The Carbis Bay Hotel & Estate, where the Woolfs stayed, has its own beach that was awarded Blue Flag eco-certification, as well as a spa. Its palm-tree-fringed views of the sweeping turquoise bay could have been from anywhere, more Caribbean than Woolf’s Cornwall. Except there, in the distance, was the Godrevy Lighthouse, and in a hallway off a glass conservatory hangs a photo of the couple from around that time, with Woolf’s guest signature in purple, below.

During the 1920s and 1930s, a creatively fruitful time for Woolf, when she worked on the three novels most closely associated with Cornwall, the couple mainly stayed in the parish of Zennor whenever they visited the area.

As I made my way around its medieval farming tracts, sweeping moors and winding coastal paths, I understood why. It was an antidote not just to the frenzy of London but also to the rapid growth of St. Ives and Carbis Bay.

Off the main road and onto a dirt track sits the tiny hamlet of Poniou, which then, as now, consists of only three cottages beside three granite footbridges. I met Sue Allen, a longtime resident, who told me the Woolfs had stayed next door in 1921, with their bedroom facing the sea. Woolf marveled at seeing Gurnard’s Head, a glorious headland named for the local fish, from that bedroom window.

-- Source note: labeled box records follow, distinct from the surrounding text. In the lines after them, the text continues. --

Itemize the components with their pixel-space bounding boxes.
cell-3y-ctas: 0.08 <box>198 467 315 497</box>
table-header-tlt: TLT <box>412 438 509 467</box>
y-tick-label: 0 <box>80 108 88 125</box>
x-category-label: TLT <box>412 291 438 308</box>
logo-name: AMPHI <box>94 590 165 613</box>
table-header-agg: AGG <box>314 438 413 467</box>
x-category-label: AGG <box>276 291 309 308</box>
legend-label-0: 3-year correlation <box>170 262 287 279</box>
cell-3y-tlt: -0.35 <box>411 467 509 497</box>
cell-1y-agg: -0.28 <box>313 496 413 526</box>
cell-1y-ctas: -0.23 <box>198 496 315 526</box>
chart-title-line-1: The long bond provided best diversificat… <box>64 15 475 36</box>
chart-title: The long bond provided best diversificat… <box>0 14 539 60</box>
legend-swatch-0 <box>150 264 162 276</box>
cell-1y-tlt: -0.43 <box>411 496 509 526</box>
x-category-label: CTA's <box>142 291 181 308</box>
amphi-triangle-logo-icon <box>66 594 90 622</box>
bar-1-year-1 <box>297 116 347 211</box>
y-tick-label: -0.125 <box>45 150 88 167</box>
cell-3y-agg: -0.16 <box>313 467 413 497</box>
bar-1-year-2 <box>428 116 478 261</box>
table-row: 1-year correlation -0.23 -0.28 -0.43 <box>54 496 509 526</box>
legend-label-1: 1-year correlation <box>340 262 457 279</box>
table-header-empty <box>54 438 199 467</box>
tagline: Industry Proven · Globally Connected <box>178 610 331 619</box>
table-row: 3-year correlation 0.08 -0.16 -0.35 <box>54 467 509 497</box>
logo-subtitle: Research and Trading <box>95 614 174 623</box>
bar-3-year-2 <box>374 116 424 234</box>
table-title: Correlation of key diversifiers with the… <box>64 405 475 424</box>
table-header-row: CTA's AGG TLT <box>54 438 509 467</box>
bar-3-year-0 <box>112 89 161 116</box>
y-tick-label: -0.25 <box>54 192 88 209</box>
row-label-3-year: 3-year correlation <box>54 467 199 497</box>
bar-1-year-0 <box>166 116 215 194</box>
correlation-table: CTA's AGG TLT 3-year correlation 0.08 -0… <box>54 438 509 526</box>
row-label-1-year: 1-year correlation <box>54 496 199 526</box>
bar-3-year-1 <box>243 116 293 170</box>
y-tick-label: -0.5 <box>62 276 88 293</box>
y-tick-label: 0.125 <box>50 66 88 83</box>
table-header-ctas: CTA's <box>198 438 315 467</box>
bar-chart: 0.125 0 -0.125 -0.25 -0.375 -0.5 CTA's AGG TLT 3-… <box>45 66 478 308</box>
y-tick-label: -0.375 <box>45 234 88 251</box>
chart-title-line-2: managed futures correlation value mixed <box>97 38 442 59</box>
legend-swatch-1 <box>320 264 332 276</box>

Then as now, it remains the most distinctive landmark in the area. But it is still, as Woolf described it, “so lonely,” reachable either along a winding “rabbit path round the cliff,” or by following a faintly visible path through fields dotted with grazing cattle and rudimentary stone steps. Taking in the faintly sweet smell of cow dung and the roar of the waters crashing against the rocks below, I didn’t pass a single soul on two trips in October.

About 3 miles away is the private residence Eagle’s Nest, distinct and visible from the main road. The Woolfs stayed there with friends on several memorable visits, including on Christmas Day, 1926, which Woolf spent revising drafts of To the Lighthouse.” Shedespaired that “All my facts about Lighthouses are wrong,” in a letter to an assistant at the publishing house, Hogarth Press, which she and her husband set up and ran.

The couple stayed there again in May 1936, Woolf’s last trip, at age 54, to Cornwall, an attempt to keep yet another breakdown at bay. They wandered round St. Ives and crept into the garden of Talland House, and in the dusk, her husband wrote, “Virginia peered through the ground-floor windows to see the ghosts of her childhood.”

I peered through those same windows, and I imagined the writer trying to recapture a vanished past when life had felt so new, seeing only inescapable childhood ghosts basking in summer days of exquisite happiness.